Dr. Susan Wilcox, Massachusetts General Hospital:
“I frequently do many of these things myself as well! I cannot remember ever asking a technician or nurse to gather supplies for me. Ever. In fact, I can recall numerous times when I have asked for help with issues that fall strongly within their purview, not mine, and still being told to do it myself. I too find it to be a pleasant surprise when someone volunteers to help - and I’m a PGY 17. The way I’ve navigated these dynamics is that... I don’t. I’ve decided that being liked by nurses and technicians gains me more long term than getting help in the short term. I think this highlights the chasm between our experiences, even working in a couple of fairly enlightened departments.”
What are your strategies for successfully delegating?
Dr. Kelli O’Laughlin, University of Washington:
“Learn names of medical assistants and nurses
Ask the right person to do the right thing. If you need a sandwich for a patient, try to ask the technician and not the nurse.
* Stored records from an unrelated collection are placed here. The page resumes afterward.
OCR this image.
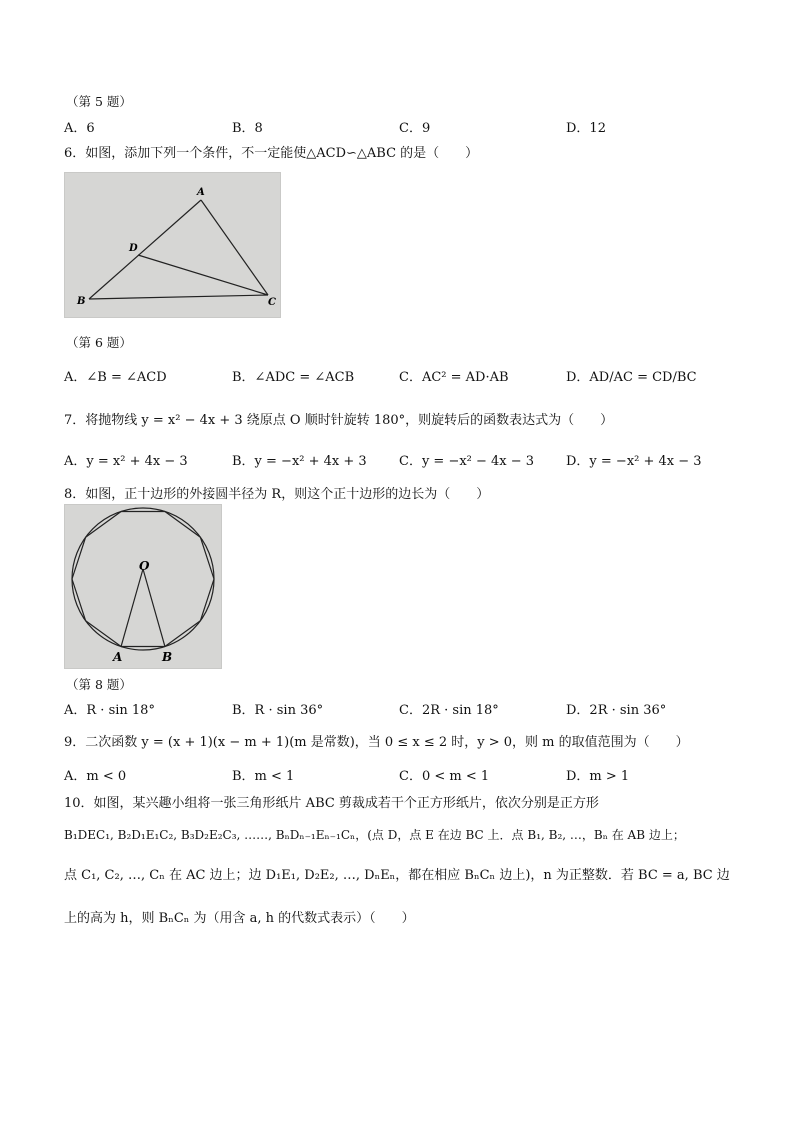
（第 5 题）
A．6	B．8	C．9	D．12
6．如图，添加下列一个条件，不一定能使△ACD∽△ABC 的是（　　）
A
D
B	C
（第 6 题）
A．∠B = ∠ACD	B．∠ADC = ∠ACB	C．AC² = AD·AB	D．AD/AC = CD/BC
7．将抛物线 y = x² − 4x + 3 绕原点 O 顺时针旋转 180°，则旋转后的函数表达式为（　　）
A．y = x² + 4x − 3	B．y = −x² + 4x + 3 C．y = −x² − 4x − 3 D．y = −x² + 4x − 3
8．如图，正十边形的外接圆半径为 R，则这个正十边形的边长为（　　）
O
A	B
（第 8 题）
A．R · sin 18°	B．R · sin 36°	C．2R · sin 18°	D．2R · sin 36°
9．二次函数 y = (x + 1)(x − m + 1)(m 是常数)，当 0 ≤ x ≤ 2 时，y > 0，则 m 的取值范围为（　　）
A．m < 0	B．m < 1	C．0 < m < 1	D．m > 1
10．如图，某兴趣小组将一张三角形纸片 ABC 剪裁成若干个正方形纸片，依次分别是正方形
B₁DEC₁, B₂D₁E₁C₂, B₃D₂E₂C₃, ……, BₙDₙ₋₁Eₙ₋₁Cₙ，(点 D，点 E 在边 BC 上．点 B₁, B₂, …，Bₙ 在 AB 边上；
点 C₁, C₂, …, Cₙ 在 AC 边上；边 D₁E₁, D₂E₂, …, DₙEₙ，都在相应 BₙCₙ 边上)，n 为正整数．若 BC = a, BC 边
上的高为 h，则 BₙCₙ 为（用含 a, h 的代数式表示）（　　）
Sometimes, if I am sensing resistance, I give enough explanation to justify the mission, i.e.: ‘I need your help. I have a few competing demands right now but our patient really needs us to address his nose bleed promptly. I need you to find the ENT cart and bring it to Room 10. Can you do that?’
If they cannot, ask them who they recommend you request help from--especially if one medical assistant is busy, which one is assigned to that pod? They often know better.
If the nurse cannot do an urgent task, I ask the charge nurse who is available to do it. This is more often needed for critically ill patients or if there is a delay to admit someone.”
As I start my last year of residency, my own approach has become an amalgamation of the above. It has indeed become easier to delegate with more clinical experience and longer-standing relationships. Yet my approach to delegation remains cautious. If I don’t feel strapped for time, I try to do everything myself.
I limit my requests to moments of great need—typically with a critically ill patient. I continue to do my best to learn all my colleagues’ names. And I still personally get plenty of water and warm blankets for my patients.
Delegation is a crucial skill in emergency medicine, even if we take different paths to get there based on our social identities. I am always deeply appreciative of receiving help and will never take it for granted.